Alors qu’I4CE a estimé les besoins d’investissement par les collectivités à 12 Md€ par an (bâtiment, transport, énergie) jusqu’à 2030 pour atteindre les objectifs de la stratégie nationale bas carbone (SNBC), soit presque 20% de leurs budgets d’investissement, les élus ont constaté la limite des moyens de financements publics à disposition face à des besoins colossaux. La recherche de nouvelles sources de financement, la meilleure connaissance des offres d’acteurs bancaires – comme la Banque des territoires qui est intervenue -, et l’embarquement des entreprises dans les projets de territoire, représentent ainsi des pistes de travail à explorer dans le cadre des travaux de la Mission Villes et du Groupe Miroir Ville. Les échanges ont identifié différentes initiatives telles : Paris Fonds Vert, fonds d’investissement à l’initiative de la Ville de Paris pour soutenir les PME innovantes, la nouvelle coopérative carbone parisienne, en lien avec la Métropole du Grand Paris, pour mettre en lien financeurs et porteurs de projets d’atténuation/de séquestration, les défis nantais citoyens neutres en carbone incluant des partenariats avec les entreprises, la convention des entreprises pour le climat pour transformer leurs business modèles, l’Agora Lyon 2030, mentionnée par l’élu lyonnais Raphaël Michaud, qui rassemble entreprises, associations, recherche etc. pour notamment co-construire un contrat territorial pour le climat et élaborer des conventions de coopération et d’engagement entre la municipalité et chaque membre…

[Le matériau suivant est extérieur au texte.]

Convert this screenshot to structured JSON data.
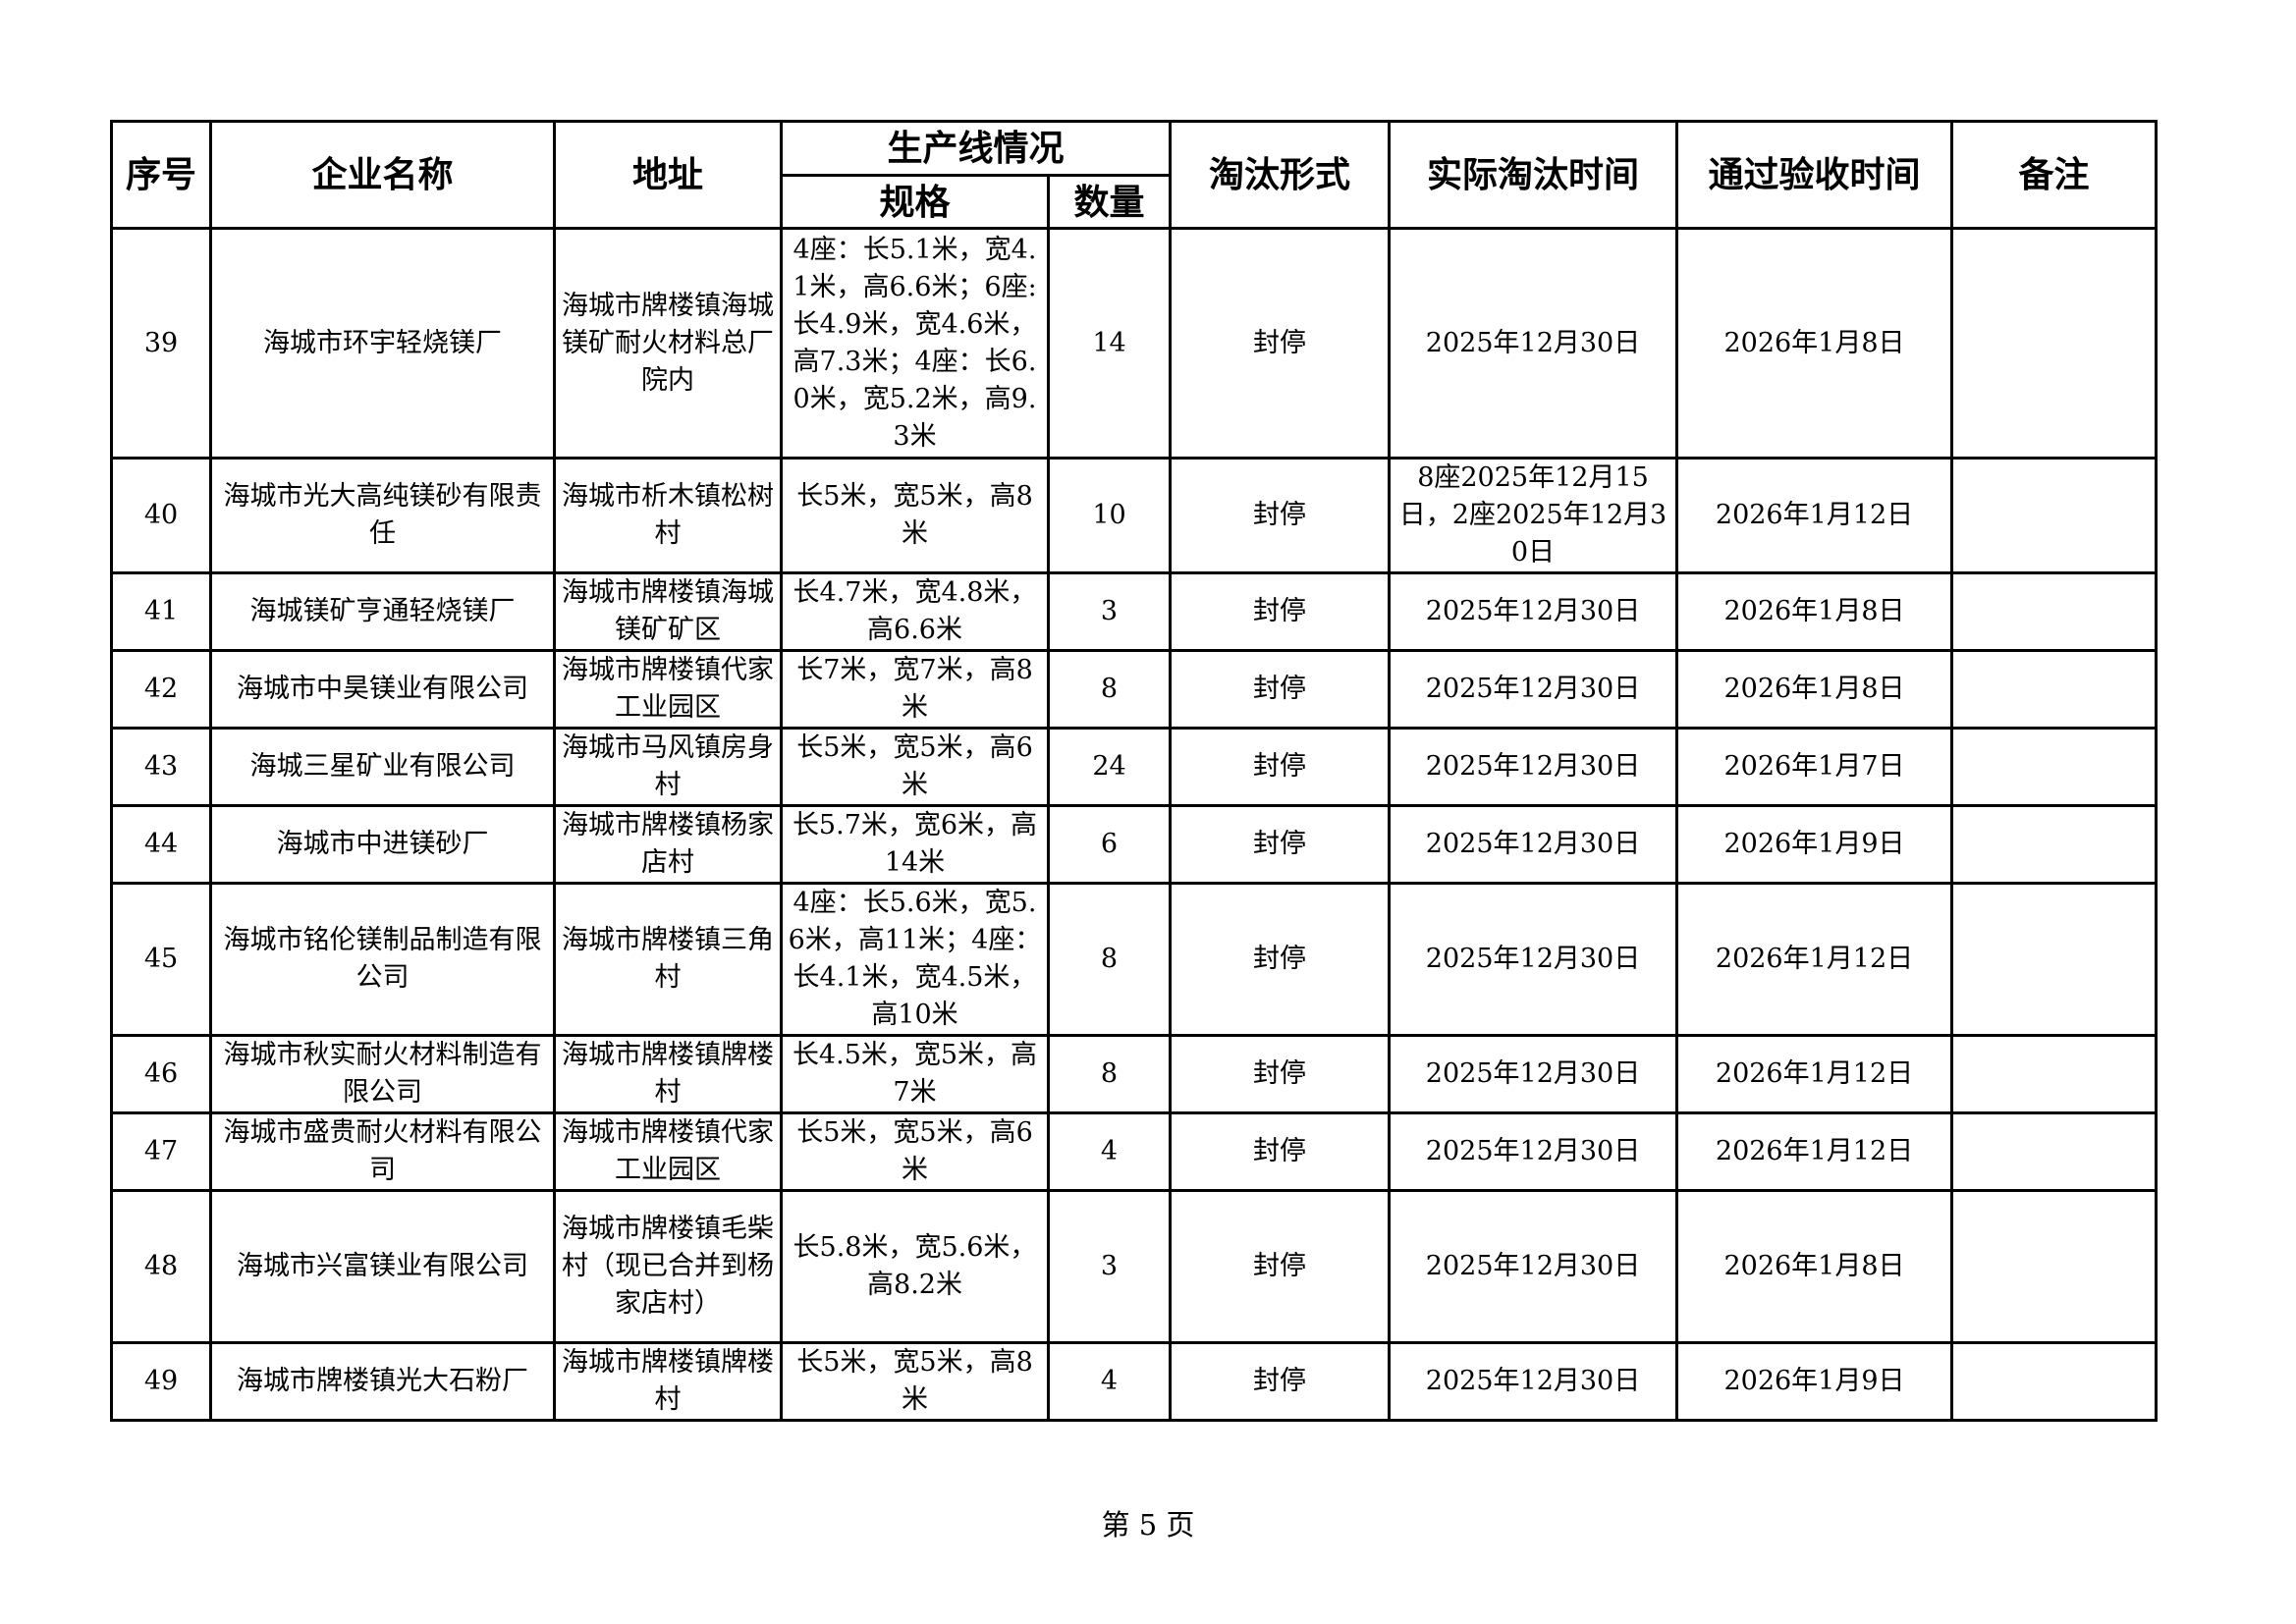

Le défi de la planification écologique et sa territorialisation a aussi fait partie des discussions, introduit par une intervention d’Anne Clerc, Cheffe du pôle territorialisation et filières au Secrétariat Général à la Planification Écologique. Elle a rappelé le travail mené par le SGPE sur l’état des lieux des GES en France et les leviers d’actions à 2030. En écho à l’intervention d’Antoine Pellion aux Journées nationales de France urbaine à Angers, a été redit l’appropriation par les territoires de cette nouvelle approche de la planification dans le cadre des « COP régionales ». Des outils et méthodes ont ensuite été présentés par divers acteurs, comme Efficacity et la Communauté urbaine de Dunkerque qui expérimentent une plateforme de suivi/d’évaluation des plans de transition locaux, ou encore, EUCITY CALC expérimenté par Dijon Métropole pour modéliser sa feuille de route vers la neutralité carbone, et estimer le coût financier.

La suite des travaux, en lien avec les partenaires et acteurs identifiés 

L’élaboration des « contrats de ville-climat » se poursuit pour les lauréats, alors que seule la Ville de Marseille l’a déjà transmis à la Commission européenne à ce stade, et que la Ville de Lyon est sur le point de le faire (les villes lauréates ont jusque fin 2024 pour le faire). En parallèle des échanges relatifs à l’importance de veiller à l’articulation opérationnelle des cadres français et européen, les ponts de dialogue établis avec les divers intervenants nationaux et européens à Marseille, s’inscriront bien dans le programme de travail du Groupe Miroir Ville, notamment à l’occasion de prochaines réunions techniques avec les neufs lauréats français.